The pilot program of our partner Taipei Medical University (TMU) is to predict people at high risk for pancreatic and liver cancer for early-stage management of the disease and further explore the effect of digital therapeutics solutions to improve lifestyle among these individuals.
The iHelp project offers a novel personalized healthcare platform that enables the collection, integration and management of health-related data from various sources. TMU, located in Taipei, Taiwan is the only university outside of the European Union in the iHelp project, with experience in the participation and accomplishment of H2020 research initiatives in the past few years. TMU has extensive clinical expertise in cancer research and a large dataset that is of high relevance to the iHelp work program. TMU has access to Taipei Medical University Clinical Data Repository (TMU-CDR) that contains: electronic health record (EHR) data, laboratory test reports, medications and materials used for 5million patients.

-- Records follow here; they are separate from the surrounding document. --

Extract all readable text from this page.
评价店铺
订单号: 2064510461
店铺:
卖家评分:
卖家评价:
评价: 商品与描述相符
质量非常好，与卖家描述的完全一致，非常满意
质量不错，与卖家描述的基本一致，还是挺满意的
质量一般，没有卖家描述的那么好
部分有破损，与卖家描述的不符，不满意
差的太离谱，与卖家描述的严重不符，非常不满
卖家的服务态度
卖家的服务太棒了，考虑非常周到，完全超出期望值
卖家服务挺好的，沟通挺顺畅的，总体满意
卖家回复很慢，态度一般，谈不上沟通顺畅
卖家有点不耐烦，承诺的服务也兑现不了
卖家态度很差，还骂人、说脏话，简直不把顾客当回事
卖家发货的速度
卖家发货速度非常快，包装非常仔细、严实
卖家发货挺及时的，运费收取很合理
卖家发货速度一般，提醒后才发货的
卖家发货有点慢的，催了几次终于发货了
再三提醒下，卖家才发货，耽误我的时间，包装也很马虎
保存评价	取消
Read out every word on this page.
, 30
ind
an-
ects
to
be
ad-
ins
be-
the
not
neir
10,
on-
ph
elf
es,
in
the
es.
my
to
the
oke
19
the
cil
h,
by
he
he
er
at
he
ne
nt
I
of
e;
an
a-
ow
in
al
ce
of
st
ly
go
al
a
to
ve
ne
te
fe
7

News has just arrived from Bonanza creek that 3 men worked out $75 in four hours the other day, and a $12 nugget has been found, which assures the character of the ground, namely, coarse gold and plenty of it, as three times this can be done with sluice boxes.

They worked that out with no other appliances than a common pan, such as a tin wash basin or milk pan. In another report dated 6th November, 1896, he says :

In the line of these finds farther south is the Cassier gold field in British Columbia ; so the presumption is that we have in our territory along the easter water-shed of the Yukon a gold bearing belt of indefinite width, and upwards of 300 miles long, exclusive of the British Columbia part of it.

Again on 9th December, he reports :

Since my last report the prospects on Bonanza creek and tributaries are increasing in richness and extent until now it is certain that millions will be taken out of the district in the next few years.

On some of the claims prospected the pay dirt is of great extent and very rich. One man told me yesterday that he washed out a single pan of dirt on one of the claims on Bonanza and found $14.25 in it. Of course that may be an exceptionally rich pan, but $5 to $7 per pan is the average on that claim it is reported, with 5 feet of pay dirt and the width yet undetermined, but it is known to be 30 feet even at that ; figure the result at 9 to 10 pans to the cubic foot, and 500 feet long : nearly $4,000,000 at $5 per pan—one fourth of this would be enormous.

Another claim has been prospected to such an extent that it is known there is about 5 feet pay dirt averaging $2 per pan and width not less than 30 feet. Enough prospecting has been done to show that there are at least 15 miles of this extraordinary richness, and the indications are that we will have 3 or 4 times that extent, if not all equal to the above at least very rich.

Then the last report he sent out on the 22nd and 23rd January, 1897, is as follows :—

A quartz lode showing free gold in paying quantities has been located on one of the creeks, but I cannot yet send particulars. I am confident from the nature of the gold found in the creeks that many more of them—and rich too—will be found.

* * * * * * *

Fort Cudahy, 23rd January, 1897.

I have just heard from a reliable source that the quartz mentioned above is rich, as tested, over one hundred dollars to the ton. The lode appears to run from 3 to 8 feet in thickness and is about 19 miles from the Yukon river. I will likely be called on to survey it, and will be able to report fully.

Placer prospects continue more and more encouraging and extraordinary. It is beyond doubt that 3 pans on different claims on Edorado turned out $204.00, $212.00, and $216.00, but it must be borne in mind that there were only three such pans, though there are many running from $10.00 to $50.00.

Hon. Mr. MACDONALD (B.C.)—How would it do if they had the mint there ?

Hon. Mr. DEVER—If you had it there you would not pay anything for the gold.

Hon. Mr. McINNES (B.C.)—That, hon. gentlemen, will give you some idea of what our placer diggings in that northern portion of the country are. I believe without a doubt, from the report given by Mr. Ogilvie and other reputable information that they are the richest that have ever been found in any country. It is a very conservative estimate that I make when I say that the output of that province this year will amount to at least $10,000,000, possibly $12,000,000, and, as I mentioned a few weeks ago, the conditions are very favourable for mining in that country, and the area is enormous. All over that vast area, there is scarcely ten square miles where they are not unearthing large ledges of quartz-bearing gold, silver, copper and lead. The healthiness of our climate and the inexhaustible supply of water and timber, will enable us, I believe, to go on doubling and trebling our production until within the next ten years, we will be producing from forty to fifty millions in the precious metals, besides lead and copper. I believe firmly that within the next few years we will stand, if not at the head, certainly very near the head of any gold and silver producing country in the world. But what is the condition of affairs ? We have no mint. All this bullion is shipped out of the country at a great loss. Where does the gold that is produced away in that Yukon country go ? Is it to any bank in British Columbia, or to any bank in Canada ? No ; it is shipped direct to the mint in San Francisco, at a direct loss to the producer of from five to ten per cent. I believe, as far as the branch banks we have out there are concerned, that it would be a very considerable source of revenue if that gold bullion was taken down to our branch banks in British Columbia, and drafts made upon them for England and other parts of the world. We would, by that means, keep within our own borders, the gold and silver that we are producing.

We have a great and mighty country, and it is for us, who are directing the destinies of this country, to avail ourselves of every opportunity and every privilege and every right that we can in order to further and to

During the first phase, we will develop artificial intelligence (AI) based machine learning algorithms or deep learning technologies that will be applied on EHR data to predict high-risk individuals for pancreatic as well as liver cancer for the early management of modifiable risk factors (lifestyle, behavior) among these individuals. For risk prediction, the required variables for AI-based big data analytics would be considered from the TMU-CDR database. These variables include clinical visits, diagnoses, and medications in this study along with the records of pancreatic and liver cancer diagnostic tests and comorbidities.
During the second phase, we will conduct a digital healthcare trial using mobile apps on high-risk individuals in order to reduce the chances of disease risks, to improve their quality of life and overall well-being. To explore the effects of digital trial, an observational study would be conducted among the high-risk individuals susceptible to pancreatic and liver cancer.
During this trial, our mobile app will be used to collect subjective data from the subjects, such as basic user details, family history, habits, symptoms, subjective sleep assessment etc. In addition, the health recommender system will also send personalized tailored motivational messages to suggest healthy recommendations for an improved lifestyle. Thus, the digital trial will be focused to comply with the unmet needs for supportive care among high-risk individuals in our case- liver and pancreatic cancer.